4. Adjudication Method for the Test Set:

Not applicable, as no clinical test set requiring expert adjudication was conducted or described in the provided information.

5. Multi-Reader Multi-Case (MRMC) Comparative Effectiveness Study:

No MRMC comparative effectiveness study was mentioned or performed as per the provided document. The submission focuses on comparing the new device models to a predicate device based on technical and functional equivalence.

6. Standalone Performance Study (Algorithm Only):

The document does not describe a standalone algorithm-only performance study. The "Clarius Ultrasound Scanner" is described as a comprehensive ultrasound imaging system, not a device primarily driven by an AI algorithm requiring standalone performance evaluation in the context of this submission. The device is software-based but its performance evaluation within this 510(k) submission is related to hardware compliance and functional equivalence, not AI-driven diagnostic performance that would necessitate standalone algorithm studies.

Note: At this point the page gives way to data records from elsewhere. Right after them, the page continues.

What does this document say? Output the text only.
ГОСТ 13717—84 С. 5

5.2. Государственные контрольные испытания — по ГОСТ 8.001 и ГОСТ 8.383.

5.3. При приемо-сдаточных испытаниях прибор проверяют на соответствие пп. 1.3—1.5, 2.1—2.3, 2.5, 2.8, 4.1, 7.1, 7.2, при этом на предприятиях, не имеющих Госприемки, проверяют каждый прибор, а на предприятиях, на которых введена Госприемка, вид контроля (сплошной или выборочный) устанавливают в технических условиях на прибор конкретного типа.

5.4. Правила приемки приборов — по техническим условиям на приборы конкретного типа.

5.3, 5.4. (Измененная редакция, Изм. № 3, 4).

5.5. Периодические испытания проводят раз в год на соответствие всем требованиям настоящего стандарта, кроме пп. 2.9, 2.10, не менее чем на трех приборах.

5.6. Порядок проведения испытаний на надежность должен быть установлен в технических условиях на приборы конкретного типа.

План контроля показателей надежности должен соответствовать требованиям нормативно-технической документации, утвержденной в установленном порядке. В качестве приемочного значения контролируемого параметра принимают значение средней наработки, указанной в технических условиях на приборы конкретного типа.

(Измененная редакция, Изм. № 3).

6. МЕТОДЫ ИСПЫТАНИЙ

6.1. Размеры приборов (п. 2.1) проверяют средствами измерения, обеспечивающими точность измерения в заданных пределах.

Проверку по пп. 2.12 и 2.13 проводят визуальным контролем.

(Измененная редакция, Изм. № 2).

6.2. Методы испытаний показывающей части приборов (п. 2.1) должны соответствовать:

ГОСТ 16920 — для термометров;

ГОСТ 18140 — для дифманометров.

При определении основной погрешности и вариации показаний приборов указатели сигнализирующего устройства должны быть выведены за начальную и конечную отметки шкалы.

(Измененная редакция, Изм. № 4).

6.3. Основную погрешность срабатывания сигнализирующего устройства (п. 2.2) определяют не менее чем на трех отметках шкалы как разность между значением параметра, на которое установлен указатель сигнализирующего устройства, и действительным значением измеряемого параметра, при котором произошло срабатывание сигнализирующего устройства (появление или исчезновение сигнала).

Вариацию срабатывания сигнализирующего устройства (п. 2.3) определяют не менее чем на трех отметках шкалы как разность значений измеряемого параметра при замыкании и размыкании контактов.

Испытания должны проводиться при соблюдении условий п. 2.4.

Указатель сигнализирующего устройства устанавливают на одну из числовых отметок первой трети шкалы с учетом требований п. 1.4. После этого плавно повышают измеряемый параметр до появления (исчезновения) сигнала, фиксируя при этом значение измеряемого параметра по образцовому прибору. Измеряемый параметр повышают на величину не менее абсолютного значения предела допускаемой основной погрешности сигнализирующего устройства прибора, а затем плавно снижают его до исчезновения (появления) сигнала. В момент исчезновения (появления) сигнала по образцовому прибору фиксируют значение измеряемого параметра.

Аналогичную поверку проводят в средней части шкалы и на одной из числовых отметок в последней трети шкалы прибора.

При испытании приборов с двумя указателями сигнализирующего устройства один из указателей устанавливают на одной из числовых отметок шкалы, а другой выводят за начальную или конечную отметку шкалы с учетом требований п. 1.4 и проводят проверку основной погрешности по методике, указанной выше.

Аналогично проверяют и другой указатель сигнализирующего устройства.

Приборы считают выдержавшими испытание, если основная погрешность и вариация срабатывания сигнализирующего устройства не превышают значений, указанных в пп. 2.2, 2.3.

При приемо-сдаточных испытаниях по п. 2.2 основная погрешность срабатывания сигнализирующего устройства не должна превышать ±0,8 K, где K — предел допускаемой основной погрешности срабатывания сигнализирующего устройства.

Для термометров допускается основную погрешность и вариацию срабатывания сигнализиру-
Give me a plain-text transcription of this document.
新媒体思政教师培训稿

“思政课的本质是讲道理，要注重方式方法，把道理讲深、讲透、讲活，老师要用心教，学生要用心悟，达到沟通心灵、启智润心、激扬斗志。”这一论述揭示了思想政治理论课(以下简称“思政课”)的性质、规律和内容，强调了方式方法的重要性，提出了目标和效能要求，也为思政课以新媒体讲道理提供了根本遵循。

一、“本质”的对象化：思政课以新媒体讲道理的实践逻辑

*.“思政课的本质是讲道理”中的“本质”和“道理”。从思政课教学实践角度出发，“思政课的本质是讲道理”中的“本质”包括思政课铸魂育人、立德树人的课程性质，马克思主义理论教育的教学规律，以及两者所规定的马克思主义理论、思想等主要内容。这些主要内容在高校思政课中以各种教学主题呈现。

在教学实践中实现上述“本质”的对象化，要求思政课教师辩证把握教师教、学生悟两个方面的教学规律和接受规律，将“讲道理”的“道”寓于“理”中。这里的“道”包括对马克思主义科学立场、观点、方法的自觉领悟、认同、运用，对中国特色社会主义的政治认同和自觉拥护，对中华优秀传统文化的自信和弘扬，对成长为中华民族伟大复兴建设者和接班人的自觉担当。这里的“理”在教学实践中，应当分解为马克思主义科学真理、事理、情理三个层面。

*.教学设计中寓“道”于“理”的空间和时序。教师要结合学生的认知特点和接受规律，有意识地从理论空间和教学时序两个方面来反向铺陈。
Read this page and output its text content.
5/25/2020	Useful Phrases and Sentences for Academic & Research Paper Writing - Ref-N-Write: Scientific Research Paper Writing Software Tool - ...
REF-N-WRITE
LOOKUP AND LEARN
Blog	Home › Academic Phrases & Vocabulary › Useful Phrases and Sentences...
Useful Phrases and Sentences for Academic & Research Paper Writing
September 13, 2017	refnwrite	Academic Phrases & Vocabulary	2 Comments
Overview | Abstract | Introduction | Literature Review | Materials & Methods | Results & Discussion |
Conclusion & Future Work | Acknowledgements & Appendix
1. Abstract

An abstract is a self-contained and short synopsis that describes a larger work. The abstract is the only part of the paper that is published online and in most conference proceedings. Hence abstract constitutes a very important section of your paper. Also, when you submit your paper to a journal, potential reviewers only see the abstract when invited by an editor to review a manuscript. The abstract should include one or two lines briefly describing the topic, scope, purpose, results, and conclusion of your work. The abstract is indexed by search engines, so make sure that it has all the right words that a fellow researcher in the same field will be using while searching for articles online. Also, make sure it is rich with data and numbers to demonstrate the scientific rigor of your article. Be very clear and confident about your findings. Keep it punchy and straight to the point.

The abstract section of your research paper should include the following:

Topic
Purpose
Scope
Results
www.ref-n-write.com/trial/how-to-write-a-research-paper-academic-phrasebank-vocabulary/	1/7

7. Type of Ground Truth Used:

Not applicable. As clinical testing was not required for substantial equivalence, no clinical ground truth (e.g., expert consensus, pathology, outcomes data) was established or used for the evaluation of the subject device in this submission. The "ground truth" for the device's capabilities is implicitly established by its adherence to recognized industry standards for medical electrical equipment and its equivalence to the predicate device’s established performance.

8. Sample Size for the Training Set:

Not applicable. The provided information relates to a 510(k) submission for new transducer models, demonstrating substantial equivalence to a predicate device. It does not mention machine learning or AI models requiring a training set for diagnostic or analytical performance.

9. How Ground Truth for the Training Set Was Established:

Not applicable, as no training set for a machine learning or AI model was mentioned in the provided text.